August 15, 2014
Diabetes Education Better in a Group or Individually?
The Certified Diabetes Educators could learn from this study. I doubt they would see the value, as they like to work on an individual basis.
While the study was done in Ontario, Canada, it was carried out in a real-world situation and involved more than 75,000 patients. The only real flaw was they were unable to distinguish type 1 from type 2 diabetes, so the analyses could not be stratified by diabetes type. "However, the overwhelming majority of patients with diabetes in the population have type 2," they observe.
The study examining individual counseling for self-care in patients with diabetes vs. group education has found that the latter is associated with better outcomes. Senior author Baiju Shah, MD, PhD, of the Institute for Clinical Evaluative Sciences, Toronto, Ontario said, “We wanted to investigate in our population cohort what the differences were, based on individual appointments vs. the group-class approach, recognizing that the ministry of health and payers are pushing toward group programs because they're cheaper — you can treat more people with the same staff. We wanted to look at whether there was a clinical justification for that."
They were pleased to find that not only is group education more efficient in terms of resource utilization, it actually leads to better care and better patient outcomes, so it's a win-win situation: you can save money and improve care. "There's been a little bit of clinical-trial data that compare different ways of delivering diabetes education, but there really hasn't been very much literature published in this area," Dr. Shah explained.
The study did find that those patients participating in group classes were less likely to visit the emergency room, to be hospitalized for hypo- or hyperglycemia, or to develop foot ulcers. Those in group-therapy were also more likely to have adequate HbA1c and lipid testing. Unfortunately, they were more likely to use statins than those in one-on-one care.
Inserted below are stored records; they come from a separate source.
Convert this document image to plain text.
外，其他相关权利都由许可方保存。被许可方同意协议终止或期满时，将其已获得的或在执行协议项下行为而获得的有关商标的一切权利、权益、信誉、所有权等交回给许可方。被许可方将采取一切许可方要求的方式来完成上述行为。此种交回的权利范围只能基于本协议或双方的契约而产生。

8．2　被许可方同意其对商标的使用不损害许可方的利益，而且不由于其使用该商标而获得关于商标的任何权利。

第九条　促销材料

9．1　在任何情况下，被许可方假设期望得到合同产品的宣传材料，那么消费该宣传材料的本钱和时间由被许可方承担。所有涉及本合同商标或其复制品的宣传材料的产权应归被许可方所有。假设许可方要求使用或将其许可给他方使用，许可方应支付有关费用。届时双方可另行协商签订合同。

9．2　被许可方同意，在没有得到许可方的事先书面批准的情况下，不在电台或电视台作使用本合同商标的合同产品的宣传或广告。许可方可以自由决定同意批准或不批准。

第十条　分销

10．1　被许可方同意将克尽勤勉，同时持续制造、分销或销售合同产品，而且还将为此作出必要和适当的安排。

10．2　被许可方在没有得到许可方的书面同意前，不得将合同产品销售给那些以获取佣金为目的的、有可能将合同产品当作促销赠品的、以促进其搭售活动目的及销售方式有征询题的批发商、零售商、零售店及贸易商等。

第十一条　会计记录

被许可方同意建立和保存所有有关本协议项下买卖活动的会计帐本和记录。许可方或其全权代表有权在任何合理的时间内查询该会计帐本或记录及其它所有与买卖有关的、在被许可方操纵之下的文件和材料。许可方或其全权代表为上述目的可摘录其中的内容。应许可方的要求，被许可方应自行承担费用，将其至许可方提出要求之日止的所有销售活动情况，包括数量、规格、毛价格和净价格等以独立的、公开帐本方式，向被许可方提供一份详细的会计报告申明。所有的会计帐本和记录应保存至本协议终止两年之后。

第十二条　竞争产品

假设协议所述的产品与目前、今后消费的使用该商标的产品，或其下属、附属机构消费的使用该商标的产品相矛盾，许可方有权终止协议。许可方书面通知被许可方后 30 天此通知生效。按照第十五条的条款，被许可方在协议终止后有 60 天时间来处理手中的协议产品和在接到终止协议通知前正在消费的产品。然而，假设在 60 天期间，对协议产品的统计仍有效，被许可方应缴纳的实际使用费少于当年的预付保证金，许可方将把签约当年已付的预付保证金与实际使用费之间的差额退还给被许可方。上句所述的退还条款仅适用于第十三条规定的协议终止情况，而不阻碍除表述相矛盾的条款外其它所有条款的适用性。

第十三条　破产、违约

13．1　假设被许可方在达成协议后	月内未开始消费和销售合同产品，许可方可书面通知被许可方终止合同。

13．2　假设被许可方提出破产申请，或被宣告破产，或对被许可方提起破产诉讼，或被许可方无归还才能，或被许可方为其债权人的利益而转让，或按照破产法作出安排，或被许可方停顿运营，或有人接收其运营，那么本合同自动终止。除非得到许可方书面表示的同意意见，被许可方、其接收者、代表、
The research is published by Jeremiah Hwee, MSc, also of the Institute for Clinical Evaluative Sciences, and colleagues in the May/June issue of the Canadian Journal of Public Health.
The researchers identified all patients in Ontario who attended diabetes education programs in 2006 and were grouped according to the type of program they attended. Individual appointment numbers = 55,761
Group appointment numbers = 12,234
Mixture of both = 9,829
The diabetes self-education was provided by nurses and dietitians. The size of the group classes was generally five to 10 patients plus family members. There were some centers in smaller towns where the group program would be run once a month and all patients in the town with diabetes would attend.
The study used secondary data and had no direct access to patients, but other studies have been published suggesting visits tend to be longer. Many of these group sessions were a full day or half a day compared to 20 to 30 minutes for individual counseling.
Previous research has shown that the information received from group classes is rated as more useful by patients than that received at individual classes. It is also known that discussing diabetes with others can be very important and peer-to-peer interaction can reinforce what is learned.